I'm ten years old and in love with her but
I'll have to wait another ten or so
to court her--she must be 25 or
30--and even then she'll match me year
for year so that I'll never catch up. Damn
is what I'd say but I don't curse, not much,
not enough to notice, although God does,
seeing as how He knows everything and
is always watching, something like Santa.
Still, I'm never a good boy for the whole
year but Santa delivers anyway,
forgives me or God asks him to or just
tells him. I can still smell her perfume where
she took me by the arm, Miss Hooker did,
as I walked her to her car, a two-door
Ford, one door for her and one for me--when
I dream about us at night I open
her door for her, then get in on my side
and we're off to our little house beside
the baseball field. I get out and open
her door for her again, then we go in
and watch cartoons and wrestling and I hold
her close to me. Then she makes us supper
and we watch more TV or play ping pong,
then have a snack. And then she tucks me in
and for a moment her face changes to
Mother's, then back to her own, and I fall
asleep, and wake, and she's beside me,
reading the Bible with a mumbling.
If you move your lips, you're reading too fast,
I whisper. That always makes her laugh. Good
night, she says, and we shake hands and even
kiss, and I mean mouth-to-mouth, and she turns
out the light and when I wake it's for real
this time, Sunday morning, say, when I dress
for my date with God and Miss Hooker and
take my seat in the back of the class, where
I'm far away and can see her better,
just like when I walk her to her car and
she drives off (but not away) and I stand
staring until she's out of sight, as if
I can see her anyway. Like Jesus.
As Good as Dead
I never held a dead thing before. This
one, my dog, takes both arms. I found him on
the far bank of the highway, killed last night,
I guess--and here I thought I was only
dreaming that I heard metal breaking bone
and a yelp and something landing with a
whump. By the time I found him he was cold
and stiff but his eyes still open and
he was looking off into the distance
at something--maybe at what he never
saw hit him. Maybe into another
dimension (I got that from comic books).
Maybe into the future--tomorrow,
or tomorrow's tomorrows' tomorrows.
Or into Heaven, where I want to go
because I don't want to die and Heaven
is the next best thing, Eternal Life but
no bodies to slow you down and nothing
to run, over and over, over you
even. Yes, that's the life. Caesar, my mutt,
he must be there now. He can't be in Hell
because he isn't human--only men
and probably even fewer women
and hardly any children, or not one,
I'll bet (though I shouldn't), go there.

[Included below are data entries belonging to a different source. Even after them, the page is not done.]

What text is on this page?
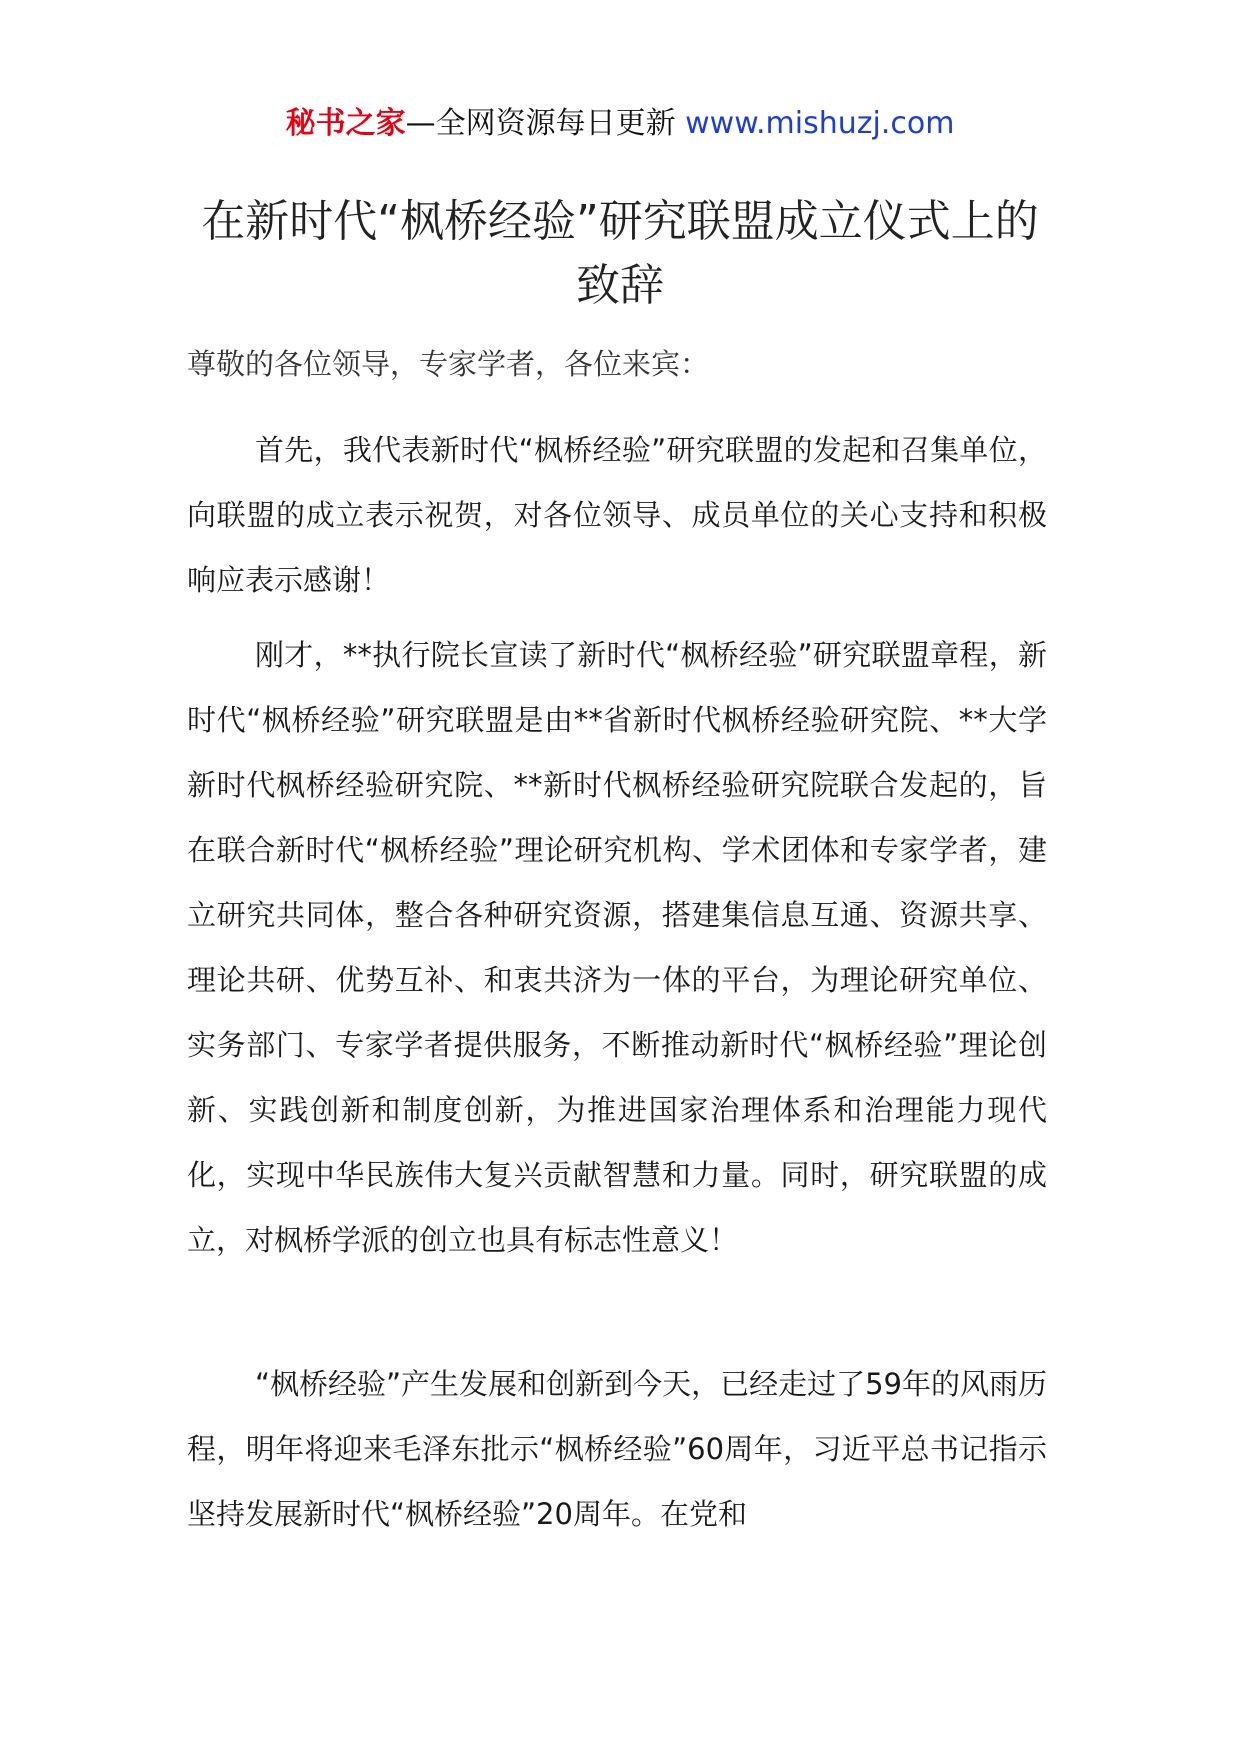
秘书之家—全网资源每日更新 www.mishuzj.com
在新时代“枫桥经验”研究联盟成立仪式上的致辞

尊敬的各位领导，专家学者，各位来宾：

首先，我代表新时代“枫桥经验”研究联盟的发起和召集单位，向联盟的成立表示祝贺，对各位领导、成员单位的关心支持和积极响应表示感谢！

刚才，**执行院长宣读了新时代“枫桥经验”研究联盟章程，新时代“枫桥经验”研究联盟是由**省新时代枫桥经验研究院、**大学新时代枫桥经验研究院、**新时代枫桥经验研究院联合发起的，旨在联合新时代“枫桥经验”理论研究机构、学术团体和专家学者，建立研究共同体，整合各种研究资源，搭建集信息互通、资源共享、理论共研、优势互补、和衷共济为一体的平台，为理论研究单位、实务部门、专家学者提供服务，不断推动新时代“枫桥经验”理论创新、实践创新和制度创新，为推进国家治理体系和治理能力现代化，实现中华民族伟大复兴贡献智慧和力量。同时，研究联盟的成立，对枫桥学派的创立也具有标志性意义！

“枫桥经验”产生发展和创新到今天，已经走过了59年的风雨历程，明年将迎来毛泽东批示“枫桥经验”60周年，习近平总书记指示坚持发展新时代“枫桥经验”20周年。在党和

Bad men.
Men who cause Hell on earth to other folks.
Those other folks, they go to Heaven, I
hope, if they haven't been bad enough--they
never got the chance to repent their sins.
So I hope that God goes easy on 'em,
and Hell, too, if that's where they go. Or dog
-Heaven: Caesar was just an animal
but I never sold him short and taught him
how to be. If there's a Hell for dogs
and he's gone there, I'll take the blame--it's all
my fault. And what's sin to an animal?
I carry Caesar up our long driveway,
like walking the last mile. I am guilty
of something, or at least responsible,
and God is watching me. If He were here
in front of me I couldn't see Him for
the tears. It's like looking through a rainy
window--you know what's out there, you've seen it
in the light, you have faith it still exists.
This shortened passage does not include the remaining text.